Pod and container failures

Container

A container in a Pod may fail for a number of reasons, such as

  • the process in it exited with a non-zero exit code, or

  • the container was killed for exceeding a memory limit, etc. If this happens, and the .spec.template.spec.restartPolicy = "OnFailure", then the Pod stays on the node, but the container is re-run.

Therefore, your program needs to handle the case when it is restarted locally, or else specify .spec.template.spec.restartPolicy = "Never".

Pod

An entire Pod can also fail, for a number of reasons, such as

  • when the pod is kicked off the node (node is upgraded, rebooted, deleted, etc.), or

  • if a container of the Pod fails and the .spec.template.spec.restartPolicy = "Never". When a Pod fails, then the Job controller starts a new Pod.

This means that your application needs to handle the case when it is restarted in a new pod.
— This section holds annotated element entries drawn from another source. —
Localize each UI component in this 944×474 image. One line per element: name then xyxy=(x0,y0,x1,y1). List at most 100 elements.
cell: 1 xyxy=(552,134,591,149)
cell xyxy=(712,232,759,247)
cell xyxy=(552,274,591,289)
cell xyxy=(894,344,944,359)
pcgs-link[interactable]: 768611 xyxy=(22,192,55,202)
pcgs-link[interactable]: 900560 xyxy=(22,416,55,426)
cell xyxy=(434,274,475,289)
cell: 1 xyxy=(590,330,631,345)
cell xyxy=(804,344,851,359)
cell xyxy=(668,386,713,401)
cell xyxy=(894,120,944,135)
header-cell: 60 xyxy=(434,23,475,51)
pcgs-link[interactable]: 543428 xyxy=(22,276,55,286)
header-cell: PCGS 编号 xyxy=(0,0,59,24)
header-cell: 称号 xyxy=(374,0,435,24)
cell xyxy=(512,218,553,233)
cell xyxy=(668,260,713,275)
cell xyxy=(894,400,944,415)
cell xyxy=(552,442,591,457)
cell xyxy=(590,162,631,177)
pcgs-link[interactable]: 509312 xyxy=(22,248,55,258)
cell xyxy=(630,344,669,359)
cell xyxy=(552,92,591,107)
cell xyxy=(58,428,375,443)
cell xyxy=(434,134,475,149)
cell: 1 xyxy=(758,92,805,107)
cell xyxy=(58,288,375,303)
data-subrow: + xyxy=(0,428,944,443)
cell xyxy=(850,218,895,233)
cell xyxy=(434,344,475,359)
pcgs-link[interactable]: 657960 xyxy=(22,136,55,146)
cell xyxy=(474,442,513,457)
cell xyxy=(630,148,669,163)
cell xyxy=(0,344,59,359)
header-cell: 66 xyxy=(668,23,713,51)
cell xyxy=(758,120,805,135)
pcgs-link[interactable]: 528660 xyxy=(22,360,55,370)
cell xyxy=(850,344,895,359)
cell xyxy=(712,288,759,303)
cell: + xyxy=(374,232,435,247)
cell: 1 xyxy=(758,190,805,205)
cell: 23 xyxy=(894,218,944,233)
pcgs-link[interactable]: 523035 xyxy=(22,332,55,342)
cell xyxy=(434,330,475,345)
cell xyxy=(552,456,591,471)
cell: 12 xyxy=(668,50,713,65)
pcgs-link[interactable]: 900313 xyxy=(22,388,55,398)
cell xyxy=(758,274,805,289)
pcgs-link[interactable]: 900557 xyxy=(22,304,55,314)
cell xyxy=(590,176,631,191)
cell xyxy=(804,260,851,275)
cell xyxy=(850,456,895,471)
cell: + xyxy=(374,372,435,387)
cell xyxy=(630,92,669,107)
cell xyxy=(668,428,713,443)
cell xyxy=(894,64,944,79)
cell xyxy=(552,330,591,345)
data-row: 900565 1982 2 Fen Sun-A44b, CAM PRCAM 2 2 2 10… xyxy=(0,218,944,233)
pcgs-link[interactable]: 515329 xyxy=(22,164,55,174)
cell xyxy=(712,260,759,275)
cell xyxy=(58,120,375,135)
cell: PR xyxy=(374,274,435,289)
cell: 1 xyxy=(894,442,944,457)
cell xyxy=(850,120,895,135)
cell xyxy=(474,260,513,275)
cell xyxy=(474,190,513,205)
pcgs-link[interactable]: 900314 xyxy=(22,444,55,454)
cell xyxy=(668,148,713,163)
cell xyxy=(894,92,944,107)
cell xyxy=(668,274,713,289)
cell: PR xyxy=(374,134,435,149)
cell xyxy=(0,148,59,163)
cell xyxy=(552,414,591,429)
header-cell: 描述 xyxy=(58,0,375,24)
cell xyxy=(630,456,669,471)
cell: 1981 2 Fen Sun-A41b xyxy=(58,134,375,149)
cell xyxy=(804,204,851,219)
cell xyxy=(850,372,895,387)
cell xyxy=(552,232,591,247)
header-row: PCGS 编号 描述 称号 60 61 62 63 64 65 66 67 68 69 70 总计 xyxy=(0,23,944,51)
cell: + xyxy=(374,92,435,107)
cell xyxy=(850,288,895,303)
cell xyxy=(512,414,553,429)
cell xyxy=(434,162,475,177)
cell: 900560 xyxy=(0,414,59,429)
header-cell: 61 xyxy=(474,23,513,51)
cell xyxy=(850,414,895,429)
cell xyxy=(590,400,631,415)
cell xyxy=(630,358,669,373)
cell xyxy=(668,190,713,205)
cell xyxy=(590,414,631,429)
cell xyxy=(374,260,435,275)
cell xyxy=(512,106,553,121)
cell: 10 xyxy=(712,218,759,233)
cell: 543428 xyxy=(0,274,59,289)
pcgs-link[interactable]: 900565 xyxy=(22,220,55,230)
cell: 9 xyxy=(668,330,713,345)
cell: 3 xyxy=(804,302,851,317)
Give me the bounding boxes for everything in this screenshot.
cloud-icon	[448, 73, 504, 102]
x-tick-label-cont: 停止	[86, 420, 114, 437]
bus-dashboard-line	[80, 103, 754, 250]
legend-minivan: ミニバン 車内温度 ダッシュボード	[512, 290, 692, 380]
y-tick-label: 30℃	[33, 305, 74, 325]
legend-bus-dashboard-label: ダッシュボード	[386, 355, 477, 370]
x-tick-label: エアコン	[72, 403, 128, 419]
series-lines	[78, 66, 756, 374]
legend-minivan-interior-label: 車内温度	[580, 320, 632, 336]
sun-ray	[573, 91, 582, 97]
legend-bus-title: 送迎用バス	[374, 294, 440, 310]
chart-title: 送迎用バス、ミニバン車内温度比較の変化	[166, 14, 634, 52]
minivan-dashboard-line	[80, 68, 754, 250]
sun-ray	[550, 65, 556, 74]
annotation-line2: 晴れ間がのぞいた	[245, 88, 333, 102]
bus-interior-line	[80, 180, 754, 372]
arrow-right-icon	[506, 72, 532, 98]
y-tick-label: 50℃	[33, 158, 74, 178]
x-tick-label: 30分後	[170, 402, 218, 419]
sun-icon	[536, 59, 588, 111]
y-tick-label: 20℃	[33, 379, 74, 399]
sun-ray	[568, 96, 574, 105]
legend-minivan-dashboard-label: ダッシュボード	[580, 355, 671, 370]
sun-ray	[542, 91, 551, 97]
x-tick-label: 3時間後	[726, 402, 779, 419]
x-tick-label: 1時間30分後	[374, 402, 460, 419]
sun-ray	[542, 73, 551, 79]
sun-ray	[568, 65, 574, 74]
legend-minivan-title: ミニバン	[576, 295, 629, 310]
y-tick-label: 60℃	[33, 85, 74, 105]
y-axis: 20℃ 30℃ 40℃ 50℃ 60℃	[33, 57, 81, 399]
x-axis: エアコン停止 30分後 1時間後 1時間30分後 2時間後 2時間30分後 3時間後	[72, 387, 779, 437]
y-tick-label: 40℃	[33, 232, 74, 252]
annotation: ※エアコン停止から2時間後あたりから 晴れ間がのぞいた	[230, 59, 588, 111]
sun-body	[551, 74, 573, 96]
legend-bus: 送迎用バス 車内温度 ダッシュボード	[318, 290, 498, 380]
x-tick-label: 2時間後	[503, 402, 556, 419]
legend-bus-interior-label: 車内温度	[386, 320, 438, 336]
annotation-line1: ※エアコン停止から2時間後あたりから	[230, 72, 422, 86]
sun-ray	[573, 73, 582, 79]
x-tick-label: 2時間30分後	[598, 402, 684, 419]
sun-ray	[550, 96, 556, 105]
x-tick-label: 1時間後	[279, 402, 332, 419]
In particular, it needs to handle temporary files, locks, incomplete output and the like caused by previous runs.

Note that even if you specify .spec.parallelism = 1 and .spec.completions = 1 and .spec.template.spec.restartPolicy = "Never", the same program may sometimes be started twice.

If you do specify .spec.parallelism and .spec.completions both greater than 1, then there may be multiple pods running at once. Therefore, your pods must also be tolerant of concurrency.